Granted that this really does show a *lot* of security updates, it's sad to see that they only bang on about the Apple music application. Most of those "issues" I "fixed" by installing Ecoute. The Apple music application formerly known as iTunes truly sucks donkey balls.
This release includes improvements and fixes to Apple Music.
• Resolves issues that could prevent turning on iCloud Music Library
• Resolves an issue that hides added music because Apple Music was set to show offline music only
• Provides a way to add songs to a new playlist if there aren't any playlists to choose from
• Resolves an issue that may show different artwork for an album on other devices
• Resolves several issues for artists while posting to Connect
• Fixes an issue where tapping Love doesn't work as expected while listening to Beats 1
For information on the security content of this update, please visit this website:
I was just enthusiastic with mockery today, I wouldn't actually ever use Apple products
Ah, so you admit that you have absolutely no clue what you're talking about. Well, that's refreshingly honest, but it certainly declares your criticism as, well, ignorant. But that was clear already from what you wrote, of course.
I deal with people every day who seem bereft of the knowledge that Apple are slow on security fixes, sometimes ignoring them all together if you're running older hardware. Yosemite is hardly "stable" and their build quality is getting lax, never mind the "take what you're given slaves" Apple-tude of Tim Cook and "thin and light" obsessed Englishman Ives who just stole his design aesthetic from Braun.
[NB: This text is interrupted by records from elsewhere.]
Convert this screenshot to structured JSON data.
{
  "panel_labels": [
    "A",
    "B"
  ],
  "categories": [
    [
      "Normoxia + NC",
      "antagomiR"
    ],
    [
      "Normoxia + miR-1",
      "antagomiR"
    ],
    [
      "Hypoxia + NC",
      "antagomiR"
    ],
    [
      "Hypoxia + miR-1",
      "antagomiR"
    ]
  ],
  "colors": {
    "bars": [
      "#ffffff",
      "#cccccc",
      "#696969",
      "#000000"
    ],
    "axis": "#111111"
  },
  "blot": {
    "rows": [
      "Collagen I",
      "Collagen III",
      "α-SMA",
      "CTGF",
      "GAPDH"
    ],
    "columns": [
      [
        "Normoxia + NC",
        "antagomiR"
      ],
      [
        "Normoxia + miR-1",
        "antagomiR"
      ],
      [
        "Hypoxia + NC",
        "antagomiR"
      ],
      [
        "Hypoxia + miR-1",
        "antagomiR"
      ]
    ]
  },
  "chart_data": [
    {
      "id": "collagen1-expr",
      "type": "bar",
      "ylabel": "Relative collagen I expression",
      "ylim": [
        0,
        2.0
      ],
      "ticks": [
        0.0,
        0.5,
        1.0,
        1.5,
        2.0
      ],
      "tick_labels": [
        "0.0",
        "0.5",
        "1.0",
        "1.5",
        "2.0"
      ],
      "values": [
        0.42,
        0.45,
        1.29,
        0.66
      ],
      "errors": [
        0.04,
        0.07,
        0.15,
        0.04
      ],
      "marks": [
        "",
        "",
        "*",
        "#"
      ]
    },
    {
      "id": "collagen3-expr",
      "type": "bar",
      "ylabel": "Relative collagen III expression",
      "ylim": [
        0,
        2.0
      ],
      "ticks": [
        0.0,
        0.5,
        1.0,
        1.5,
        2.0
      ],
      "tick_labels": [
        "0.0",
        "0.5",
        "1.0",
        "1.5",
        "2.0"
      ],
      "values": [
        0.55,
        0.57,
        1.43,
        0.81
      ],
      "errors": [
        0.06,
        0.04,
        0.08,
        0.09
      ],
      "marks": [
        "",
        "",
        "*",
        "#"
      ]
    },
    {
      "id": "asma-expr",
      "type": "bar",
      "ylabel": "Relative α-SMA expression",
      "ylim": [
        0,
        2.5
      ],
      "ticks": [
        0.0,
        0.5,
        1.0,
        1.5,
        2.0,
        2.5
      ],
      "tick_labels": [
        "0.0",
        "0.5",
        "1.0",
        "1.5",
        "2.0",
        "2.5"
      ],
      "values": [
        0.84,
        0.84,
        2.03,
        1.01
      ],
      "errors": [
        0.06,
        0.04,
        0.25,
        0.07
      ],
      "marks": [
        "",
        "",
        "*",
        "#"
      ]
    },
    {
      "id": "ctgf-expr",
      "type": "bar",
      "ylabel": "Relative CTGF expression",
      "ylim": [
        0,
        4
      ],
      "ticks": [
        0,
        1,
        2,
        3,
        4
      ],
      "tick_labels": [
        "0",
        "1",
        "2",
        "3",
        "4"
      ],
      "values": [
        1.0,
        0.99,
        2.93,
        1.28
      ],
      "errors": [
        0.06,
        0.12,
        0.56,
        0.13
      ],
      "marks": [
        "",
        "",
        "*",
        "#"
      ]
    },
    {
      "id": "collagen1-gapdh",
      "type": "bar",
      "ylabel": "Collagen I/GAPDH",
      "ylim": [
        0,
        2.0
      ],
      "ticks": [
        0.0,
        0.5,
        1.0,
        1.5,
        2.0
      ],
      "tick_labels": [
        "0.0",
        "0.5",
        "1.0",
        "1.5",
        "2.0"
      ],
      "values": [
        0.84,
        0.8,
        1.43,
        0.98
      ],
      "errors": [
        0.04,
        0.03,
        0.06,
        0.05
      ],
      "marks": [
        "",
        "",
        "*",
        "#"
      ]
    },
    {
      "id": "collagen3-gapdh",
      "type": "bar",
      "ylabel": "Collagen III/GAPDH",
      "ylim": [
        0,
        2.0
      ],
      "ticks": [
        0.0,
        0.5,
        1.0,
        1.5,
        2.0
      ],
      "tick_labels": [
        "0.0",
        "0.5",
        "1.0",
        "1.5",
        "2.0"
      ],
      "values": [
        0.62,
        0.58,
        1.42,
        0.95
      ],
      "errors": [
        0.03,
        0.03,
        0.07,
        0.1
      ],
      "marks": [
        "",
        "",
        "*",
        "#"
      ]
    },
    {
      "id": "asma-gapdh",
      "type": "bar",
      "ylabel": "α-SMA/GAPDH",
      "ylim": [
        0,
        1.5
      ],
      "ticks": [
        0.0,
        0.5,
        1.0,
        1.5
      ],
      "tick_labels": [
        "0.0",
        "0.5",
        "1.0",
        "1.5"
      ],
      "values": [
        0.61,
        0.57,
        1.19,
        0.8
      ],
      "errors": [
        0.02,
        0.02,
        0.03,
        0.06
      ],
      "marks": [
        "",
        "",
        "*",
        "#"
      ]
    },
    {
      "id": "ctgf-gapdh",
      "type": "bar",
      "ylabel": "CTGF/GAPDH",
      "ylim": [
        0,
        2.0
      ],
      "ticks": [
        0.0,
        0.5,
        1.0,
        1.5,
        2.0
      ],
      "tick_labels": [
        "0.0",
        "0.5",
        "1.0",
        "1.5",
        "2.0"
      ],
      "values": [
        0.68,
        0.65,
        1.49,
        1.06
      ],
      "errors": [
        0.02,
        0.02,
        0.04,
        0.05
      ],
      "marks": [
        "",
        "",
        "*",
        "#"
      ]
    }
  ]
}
I enjoyed your slight against my technical knowledge, but shouldn't you be ironing your turtle-neck for a weekend of Jobs keynote re-runs?
I enjoyed your slight against my technical knowledge, but shouldn't you be ironing your turtle-neck for a weekend of Jobs keynote re-runs?
Ah, but I would indeed have time for that if I was partial to turtle necks. If you're running Windows you'll spend that weekend patching, cursing at failed patches, restoring from backup and then trying to stop it from patching again and so end up in the loop of failure that is Microsoft. I'll stop now, I don't want to give Trevor Pott flashbacks :).
If you were running Linux, of course, you'd be in a similar situation to OSX users. The occasional patch and away you go. Occasionally we bounce boxes in the maintenance window to test their recovery and to clean up any dead wood, but it's more luxury than need.
As for slow on fixes, I work a lot with OSX and I have not come across much in the way of exploited zero days. I also known that the Shellshock (bash) bug was dealt with in a few days, but with a patch that actually *worked*. To achieve the latter (patches that do the job) it does indeed take some time, but they get it right most of the time. Could the patches come faster? Sure. Have I experienced any exposure? Nope.
We use OSX because it's quicker to secure and more efficient to use than Windows yet still allows us to use commercial specialist software (servers are Linux). We don't seem to have problems with Yosemite other than that Apple's implementation of webdav seriously sucks, but that has been an issue for longer than just Yosemite.
For the most part, it really just does the job.
I am writing this on an iMac but my desk is only useful because I have a PC next to it. When people tell me all their stuff at home is Apple I suddenly feel a bit dirty, like someone just got done masturbating in the lavatory and then tried to shake my hand. Do you have an disease? Why can't you use other computers?